THOMAS BERNHARD / JEAN-FRANÇOIS SIVADIER / CIE ITALIENNE AVEC ORCHESTRE

Jean-François Sivadier renoue avec Thomas Bernhard en mettant en scène un spectacle jouissif, drôle et noir, qui moque avec un humour acerbe l’intelligentsia grand-bourgeoise. Cinq clowns loufoques activent la verve corrosive du grand auteur autrichien, dont les flèches tragi-comiques suscitent rire, puis effroi. Si tout est calme dans les hauteurs, le vent des idéologies nauséabondes souffle fort et envahit tout.

Au-dessus de tout, dans les Préalpes bavaroises, rien ne vient perturber le petit paradis de silence et de tranquillité au sein duquel vivent un écrivain célèbre et son épouse. Dans leur somptueuse villa (ancienne propriété d’un négociant juif chassé de chez lui par les nazis), Monsieur lit Goethe, mange et s’occupe de ses ruches, pendant que Madame joue du piano et prépare les repas de son mari. Une étudiante se présente à eux. Elle prépare une thèse sur le travail du maître, particulièrement sur sa Tétralogie qui prétend, en toute modestie, rivaliser avec les plus grands chefs-d’œuvre de la littérature mondiale.

Anne et Moritz Meister ont un avis sur tout. Ils assènent leurs opinions, passent du coq à l’âne dans un grand brassage d’air, un catalogue de sentences définitives sur le monde, d’autocitations perpétuelles, d’assertions délirantes qui investissent l’espace et l’épuisent : jusqu’à l’asphyxie. A eux deux, ils incarnent l’archétype de la cible favorite de Thomas Bernhard : la société bourgeoise, hypocrite et condescendante, satisfaite d’elle-même et faussement progressiste.

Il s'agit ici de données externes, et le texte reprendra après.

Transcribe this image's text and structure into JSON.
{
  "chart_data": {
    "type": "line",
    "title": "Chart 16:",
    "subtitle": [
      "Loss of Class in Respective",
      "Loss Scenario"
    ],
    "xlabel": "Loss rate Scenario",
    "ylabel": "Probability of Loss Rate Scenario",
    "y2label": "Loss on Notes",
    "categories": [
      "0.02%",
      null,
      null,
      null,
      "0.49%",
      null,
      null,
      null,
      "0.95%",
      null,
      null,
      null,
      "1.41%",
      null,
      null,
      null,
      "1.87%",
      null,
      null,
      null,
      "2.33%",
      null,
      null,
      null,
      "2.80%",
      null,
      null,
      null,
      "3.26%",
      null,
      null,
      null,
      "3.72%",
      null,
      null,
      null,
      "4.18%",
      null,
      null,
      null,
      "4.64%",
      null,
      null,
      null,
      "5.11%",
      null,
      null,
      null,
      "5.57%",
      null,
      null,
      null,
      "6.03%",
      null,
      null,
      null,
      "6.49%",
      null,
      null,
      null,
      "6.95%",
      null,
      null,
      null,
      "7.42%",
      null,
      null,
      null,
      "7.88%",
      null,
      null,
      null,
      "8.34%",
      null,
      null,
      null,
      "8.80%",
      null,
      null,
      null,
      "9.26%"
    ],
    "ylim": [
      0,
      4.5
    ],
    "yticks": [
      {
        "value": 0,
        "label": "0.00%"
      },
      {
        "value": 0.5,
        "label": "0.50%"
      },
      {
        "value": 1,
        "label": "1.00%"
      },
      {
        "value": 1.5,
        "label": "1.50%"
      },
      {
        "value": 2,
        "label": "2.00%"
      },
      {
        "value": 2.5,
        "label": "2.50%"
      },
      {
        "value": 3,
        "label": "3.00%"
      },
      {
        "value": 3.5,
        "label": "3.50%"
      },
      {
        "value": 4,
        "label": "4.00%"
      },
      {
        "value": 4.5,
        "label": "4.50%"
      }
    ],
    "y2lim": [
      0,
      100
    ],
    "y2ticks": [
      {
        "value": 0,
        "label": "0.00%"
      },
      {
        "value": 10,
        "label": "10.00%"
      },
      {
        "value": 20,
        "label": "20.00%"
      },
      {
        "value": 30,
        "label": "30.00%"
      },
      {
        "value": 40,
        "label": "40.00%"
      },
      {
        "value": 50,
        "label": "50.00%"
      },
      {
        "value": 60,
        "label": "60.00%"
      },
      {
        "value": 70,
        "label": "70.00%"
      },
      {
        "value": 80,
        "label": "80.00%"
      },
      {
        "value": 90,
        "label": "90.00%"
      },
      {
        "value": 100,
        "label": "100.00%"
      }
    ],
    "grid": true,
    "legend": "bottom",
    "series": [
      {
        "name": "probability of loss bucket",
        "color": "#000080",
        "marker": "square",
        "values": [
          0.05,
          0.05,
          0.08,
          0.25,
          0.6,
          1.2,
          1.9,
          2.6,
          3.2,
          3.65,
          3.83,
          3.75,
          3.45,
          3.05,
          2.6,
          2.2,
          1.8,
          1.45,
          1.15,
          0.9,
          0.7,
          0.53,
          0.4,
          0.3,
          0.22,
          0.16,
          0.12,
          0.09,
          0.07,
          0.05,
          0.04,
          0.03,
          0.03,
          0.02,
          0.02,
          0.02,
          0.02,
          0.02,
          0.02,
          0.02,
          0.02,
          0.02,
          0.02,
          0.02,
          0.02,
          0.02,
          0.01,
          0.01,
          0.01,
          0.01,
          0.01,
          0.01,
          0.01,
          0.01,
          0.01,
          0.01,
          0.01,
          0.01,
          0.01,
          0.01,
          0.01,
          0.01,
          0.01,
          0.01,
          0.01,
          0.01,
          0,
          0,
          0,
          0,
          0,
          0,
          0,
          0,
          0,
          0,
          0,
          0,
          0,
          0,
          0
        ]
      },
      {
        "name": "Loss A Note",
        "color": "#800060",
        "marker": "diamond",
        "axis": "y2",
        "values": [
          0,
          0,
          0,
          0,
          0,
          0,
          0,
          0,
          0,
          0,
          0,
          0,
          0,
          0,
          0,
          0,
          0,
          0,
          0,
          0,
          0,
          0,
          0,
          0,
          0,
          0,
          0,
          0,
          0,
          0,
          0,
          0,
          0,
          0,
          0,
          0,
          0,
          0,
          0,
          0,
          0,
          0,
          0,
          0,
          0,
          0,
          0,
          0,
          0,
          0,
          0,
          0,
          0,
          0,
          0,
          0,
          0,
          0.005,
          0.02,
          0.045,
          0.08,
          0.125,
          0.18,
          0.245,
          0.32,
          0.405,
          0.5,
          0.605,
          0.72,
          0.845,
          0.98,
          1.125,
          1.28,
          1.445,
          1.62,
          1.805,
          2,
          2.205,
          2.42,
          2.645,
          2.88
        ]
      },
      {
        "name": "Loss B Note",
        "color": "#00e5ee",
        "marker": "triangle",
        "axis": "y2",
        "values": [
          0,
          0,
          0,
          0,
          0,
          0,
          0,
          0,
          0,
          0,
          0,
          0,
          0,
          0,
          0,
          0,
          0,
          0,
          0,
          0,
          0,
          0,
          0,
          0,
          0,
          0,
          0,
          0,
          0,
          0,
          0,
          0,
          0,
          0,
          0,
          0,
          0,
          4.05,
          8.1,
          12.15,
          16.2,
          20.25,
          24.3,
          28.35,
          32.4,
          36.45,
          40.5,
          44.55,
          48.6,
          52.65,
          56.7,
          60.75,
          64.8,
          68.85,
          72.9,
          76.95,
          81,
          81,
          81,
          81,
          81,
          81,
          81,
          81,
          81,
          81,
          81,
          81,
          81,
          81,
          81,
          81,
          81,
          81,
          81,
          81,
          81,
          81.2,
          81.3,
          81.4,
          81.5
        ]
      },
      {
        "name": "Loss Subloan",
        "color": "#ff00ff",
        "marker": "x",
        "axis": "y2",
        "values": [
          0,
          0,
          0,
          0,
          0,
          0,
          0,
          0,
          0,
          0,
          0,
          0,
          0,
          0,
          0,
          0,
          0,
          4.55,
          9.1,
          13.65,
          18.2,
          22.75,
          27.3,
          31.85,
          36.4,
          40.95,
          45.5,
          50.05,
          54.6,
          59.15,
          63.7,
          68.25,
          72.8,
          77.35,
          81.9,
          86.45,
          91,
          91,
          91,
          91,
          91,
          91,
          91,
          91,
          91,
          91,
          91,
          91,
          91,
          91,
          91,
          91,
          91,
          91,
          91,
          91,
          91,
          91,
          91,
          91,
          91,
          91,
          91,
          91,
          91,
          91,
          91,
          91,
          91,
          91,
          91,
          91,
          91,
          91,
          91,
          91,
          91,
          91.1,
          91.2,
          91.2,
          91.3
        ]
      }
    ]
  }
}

Dans la mise en scène tout en bouffées burlesques signée par Jean-François Sivadier, ce sont Nicolas Bouchaud et Norah Krief qui incarnent le couple de phraseurs monstrueux. Les corps exultent, les discours débordent, les relents d’antisémitisme corrompent l’air et font tomber les masques… Bienvenue dans l’univers sulfureux de mystificateurs abjects et ridicules.

Tout est calme dans les hauteurs atteint des sommets d’ironie, de lucidité et d’humour.

Le Monde, Joëlle Gayot

Du théâtre jubilatoire qui nous fait rire jaune.

Télérama, Emmanuelle Bouchez

Sivadier, Bouchaud, Krief : rarement Thomas Bernhard n’aura été aussi bien servi que par ce trio infernal.